Assignment 5 GAN Photo Editing
Name : Divam Gupta
Andrew ID : divamg
Part 1: Inverting the Generator
Trying different latent space z, w, w+
Latent z
Latent w
Latent w+
For a few cases we can see that the reconstructed outputs for the latent z are very noise in few examples. The reconstructed examples for the latent z are not that close to the input images compared to the latent w and w+.
For most of the examples w and w+ yield similar reconstructions. In the 2nd example we can see that the w+ latent has artifacts in the eyes. In the 3rd example we can see that the wood is not reconstructed very well with the latent w.
Trying different losses
No perceptual loss
perceptual loss weight=1
Only perceptual loss at conv1
We can see that the perceptual loss does not have a significant effect on the reconstructions. With just using the perceptual loss with the conv1 we can see that the reconstructions are a bit more blurry. Small things like eyes are sometimes not reconstructed properly if perceptual loss is used.
Hence in my opinion latent w with no perceptual loss yielded the best results and was used for rest of the experiments.
The method takes about 30 seconds to execute which is pretty reasonable.
Part 2: Interpolate your Cats
Command :
python main.py --latent w --mode interpolate --input "data/cat/*.png"
Output gifs:
Example 1 :
Example 2 :
Using z latent instead of w latent
python main.py --latent z --mode interpolate --input "data/cat/*.png"
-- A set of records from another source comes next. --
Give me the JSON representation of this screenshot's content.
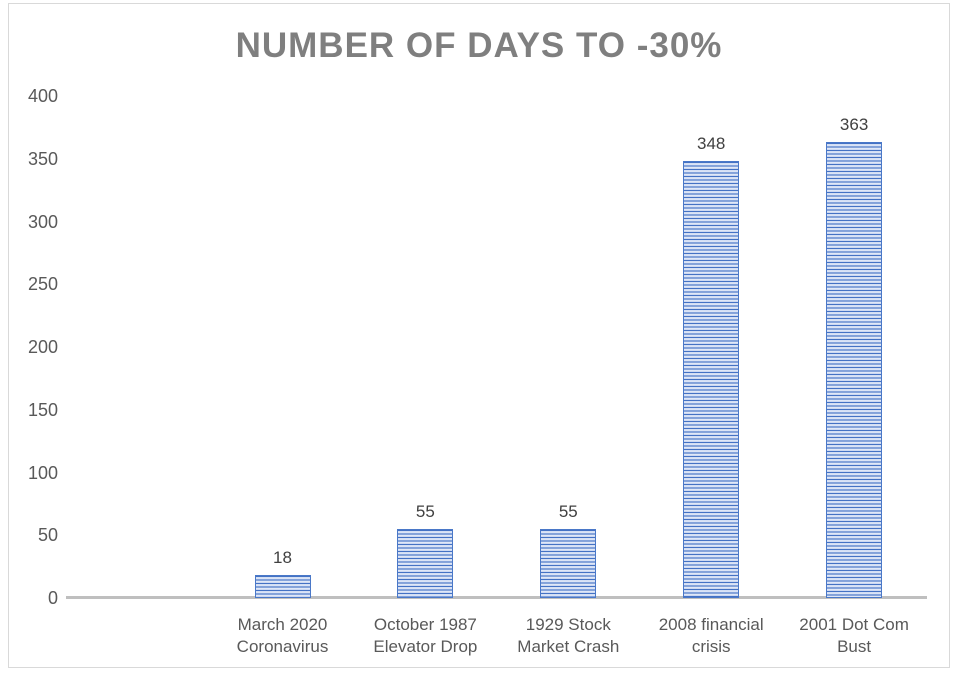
{
  "chart_data": {
    "type": "bar",
    "title": "NUMBER OF DAYS TO -30%",
    "categories": [
      "March 2020 Coronavirus",
      "October 1987 Elevator Drop",
      "1929 Stock Market Crash",
      "2008 financial crisis",
      "2001 Dot Com Bust"
    ],
    "category_lines": [
      [
        "March 2020",
        "Coronavirus"
      ],
      [
        "October 1987",
        "Elevator Drop"
      ],
      [
        "1929 Stock",
        "Market Crash"
      ],
      [
        "2008 financial",
        "crisis"
      ],
      [
        "2001 Dot Com",
        "Bust"
      ]
    ],
    "values": [
      18,
      55,
      55,
      348,
      363
    ],
    "data_labels": [
      "18",
      "55",
      "55",
      "348",
      "363"
    ],
    "xlabel": "",
    "ylabel": "",
    "y_ticks": [
      0,
      50,
      100,
      150,
      200,
      250,
      300,
      350,
      400
    ],
    "ylim": [
      0,
      400
    ],
    "grid": false,
    "legend_position": "none",
    "style": {
      "bar_pattern": "horizontal-stripes",
      "bar_stripe_dark": "#4472c4",
      "bar_stripe_light": "#e0e8f7",
      "bar_border": "#4a78c8",
      "title_color": "#7f7f7f",
      "axis_label_color": "#595959",
      "data_label_color": "#404040",
      "axis_line_color": "#bfbfbf",
      "frame_border_color": "#d9d9d9"
    }
  }
}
We can see that the latent w was better interpolations compared to the latent z. This is because the w latent better encodes the image.
We can see that the interpolations are very smooth. We can see the structureal movements of the cat in the interpolations. The eyes seem to be both moving smoothly and the color also changing smoothly.
Part 3: Scribble to Image
Command :
python main.py --latent w --mode draw --input ./cat_drawings/d2.png
Example 1 :
Example 2 :
Example 3 :
Example 4:
We can see that the algorithm is able to generate reasonable looking cats from the input drawings.
For the denser sketches the outputs look much more better.
For the sparse sketches the model hallucinates more, like like in the example 4.
We can wee that the model is able to map the correct skil color from the input sketches to the output.
In example 2, i purposely added a third eye on the forehead of the cat. The model still produces a realistic looking cat. Although the skin color is a bit lighter around the forehead.